If the main character in this story were my son, I would tell him that nothing is so urgent.

That he has nothing to prove."


.

The talks as my analyst, a lost question, has made me understand something.

That if the main character in this story were my son, I would tell him that

nothing is so urgent

.

That he has nothing to prove, I would take him to my house and take care of him with pampering and music until the pain disappears.

I would invite you to realize that graduating at 21, 22 or 25 is more or less the same.

I would ask her with tears not to expose herself, to stop a bit, not to let anyone's gaze, not even her own, make it necessary for her to achieve the impossible,

taming improbabilities is wonderful, but not essential to be happy.

Knowing how to stop, knowing how to cry, being able to ask for help.

They are also strengths.

And today I see that Julio, huge, tired, wanting, yearning, needing the approval of others, and I see my children.

And, my God,

I don't want them to ever feel that need!

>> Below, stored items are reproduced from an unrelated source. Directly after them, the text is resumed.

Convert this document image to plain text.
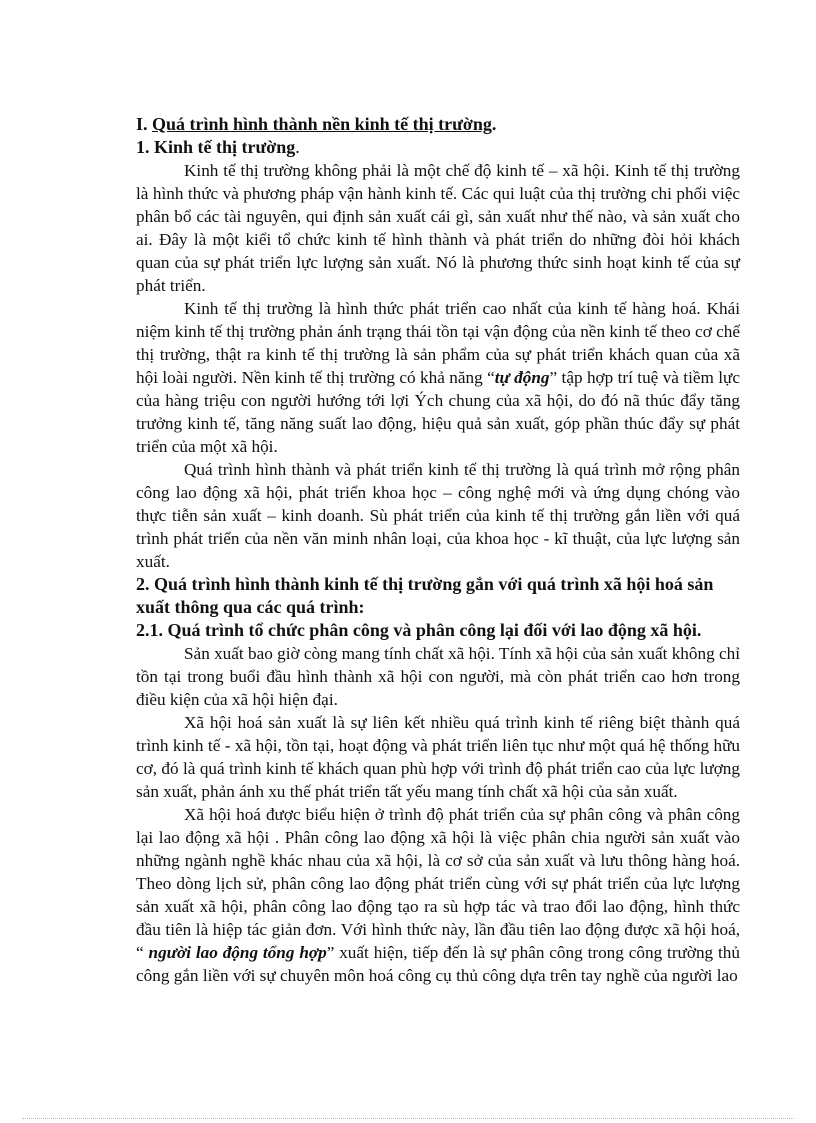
I. Quá trình hình thành nền kinh tế thị trường.

1. Kinh tế thị trường.

Kinh tế thị trường không phải là một chế độ kinh tế – xã hội. Kinh tế thị trường là hình thức và phương pháp vận hành kinh tế. Các qui luật của thị trường chi phối việc phân bổ các tài nguyên, qui định sản xuất cái gì, sản xuất như thế nào, và sản xuất cho ai. Đây là một kiểi tổ chức kinh tế hình thành và phát triển do những đòi hỏi khách quan của sự phát triển lực lượng sản xuất. Nó là phương thức sinh hoạt kinh tế của sự phát triển.

Kinh tế thị trường là hình thức phát triển cao nhất của kinh tế hàng hoá. Khái niệm kinh tế thị trường phản ánh trạng thái tồn tại vận động của nền kinh tế theo cơ chế thị trường, thật ra kinh tế thị trường là sản phẩm của sự phát triển khách quan của xã hội loài người. Nền kinh tế thị trường có khả năng “tự động” tập hợp trí tuệ và tiềm lực của hàng triệu con người hướng tới lợi Ých chung của xã hội, do đó nã thúc đẩy tăng trưởng kinh tế, tăng năng suất lao động, hiệu quả sản xuất, góp phần thúc đẩy sự phát triển của một xã hội.

Quá trình hình thành và phát triển kinh tế thị trường là quá trình mở rộng phân công lao động xã hội, phát triển khoa học – công nghệ mới và ứng dụng chóng vào thực tiễn sản xuất – kinh doanh. Sù phát triển của kinh tế thị trường gắn liền với quá trình phát triển của nền văn minh nhân loại, của khoa học - kĩ thuật, của lực lượng sản xuất.

2. Quá trình hình thành kinh tế thị trường gắn với quá trình xã hội hoá sản xuất thông qua các quá trình:

2.1. Quá trình tổ chức phân công và phân công lại đối với lao động xã hội.

Sản xuất bao giờ còng mang tính chất xã hội. Tính xã hội của sản xuất không chỉ tồn tại trong buổi đầu hình thành xã hội con người, mà còn phát triển cao hơn trong điều kiện của xã hội hiện đại.

Xã hội hoá sản xuất là sự liên kết nhiều quá trình kinh tế riêng biệt thành quá trình kinh tế - xã hội, tồn tại, hoạt động và phát triển liên tục như một quá hệ thống hữu cơ, đó là quá trình kinh tế khách quan phù hợp với trình độ phát triển cao của lực lượng sản xuất, phản ánh xu thế phát triển tất yếu mang tính chất xã hội của sản xuất.

Xã hội hoá được biểu hiện ở trình độ phát triển của sự phân công và phân công lại lao động xã hội . Phân công lao động xã hội là việc phân chia người sản xuất vào những ngành nghề khác nhau của xã hội, là cơ sở của sản xuất và lưu thông hàng hoá. Theo dòng lịch sử, phân công lao động phát triển cùng với sự phát triển của lực lượng sản xuất xã hội, phân công lao động tạo ra sù hợp tác và trao đổi lao động, hình thức đầu tiên là hiệp tác giản đơn. Với hình thức này, lần đầu tiên lao động được xã hội hoá, “ người lao động tổng hợp” xuất hiện, tiếp đến là sự phân công trong công trường thủ công gắn liền với sự chuyên môn hoá công cụ thủ công dựa trên tay nghề của người lao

I want them to dance, sing, read poetry, fall in love.

Not all windmills deserve a Quixote.

Perhaps life is more complex than pretty phrases.

So why am I writing this?

Neither as praise for my successes, nor as criticism of my excesses.

I do it because I need to say every word that is written here

.

And in the hope that it will help someone.

Finally, that's it.

Live, grow, learn and share what you have learned.

That has taken us from the steppes, to the pyramids, to spaceships.

And it all makes sense if reading me makes you feel a little less alone.

A little more human, a little more brother.

Owner of the most human right of all, to be wrong, and learn from your mistakes.

Julio Leandro Fernández

Froy /

julioleandro@gmail.com

THE EDITOR'S COMMENT

By Cesar Dossi

Reconstruct oneself, from the couch

Julio is about to turn 37, he is a poet, general secretary of the Argentine Society of Writers of Formosa and a delegate of the National Writers Congress.

On October 2, 2018, in this section, one of his letters was published and it was one of the Best of the Year:

Obesity: "People perceive that the one who suffers from it does so through his own fault."

There he stated that this disease

"is closely linked to the activity of the patient that causes a stigma, a stain on the person."

Today he captivates us again with his pen.

And he displays in his chronicle that tenacity for doing

“without excuses, but with plans”

.

He does not give up before the vicissitudes that shake him dryly, his fight is constant although he confesses that he gained weight in a pandemic

and that battle is not linear

, that is why his strength strengthened over time.

But this reason does not keep him awake when faced with the new challenges that are planted squarely in his daily life.

It is that his resilience, made cult,

seems to have played a trick on him on the couch

.

In other words, he would tell his three children not to do what he did, but rather what he learned in therapy, that the search for happiness is not always in the

paradigms that life imposes on us.

Being encouraged to fail before that law, getting rid of the tiresome habit is also the key to success to

achieve that emotional enjoyment

that produces happiness.

Perhaps, with these lessons that life injects us at the least expected moments, Julio can rest on that learning

what intimidated him to break

his most iron convictions.

Let go, let go and not look back, but without forgetting.

Reconstructing yourself

before the reflection of your children is the culmination, it is perhaps the finishing touch of our purpose as parents.

And the objective, as the reader says in his letter

"is to hope that it will help someone."


look too

He overcame his obesity, published a book and today surprises with a reflection on the pandemic

look too

Obesity: "People perceive that the one who suffers from it, does it through their own fault"

Source: clarin

All news articles on 2023-03-12

You may like

Life/Entertain 2024-03-23T08:04:14.616Z
News/Politics 2024-04-14T14:02:18.986Z
News/Politics 2024-03-07T05:06:42.613Z
News/Politics 2024-04-04T13:57:02.486Z

Trends 24h

News/Politics 2024-04-17T18:08:17.125Z

Latest

© Communities 2019 - Privacy

The information on this site is from external sources that are not under our control.
The inclusion of any links does not necessarily imply a recommendation or endorse the views expressed within them.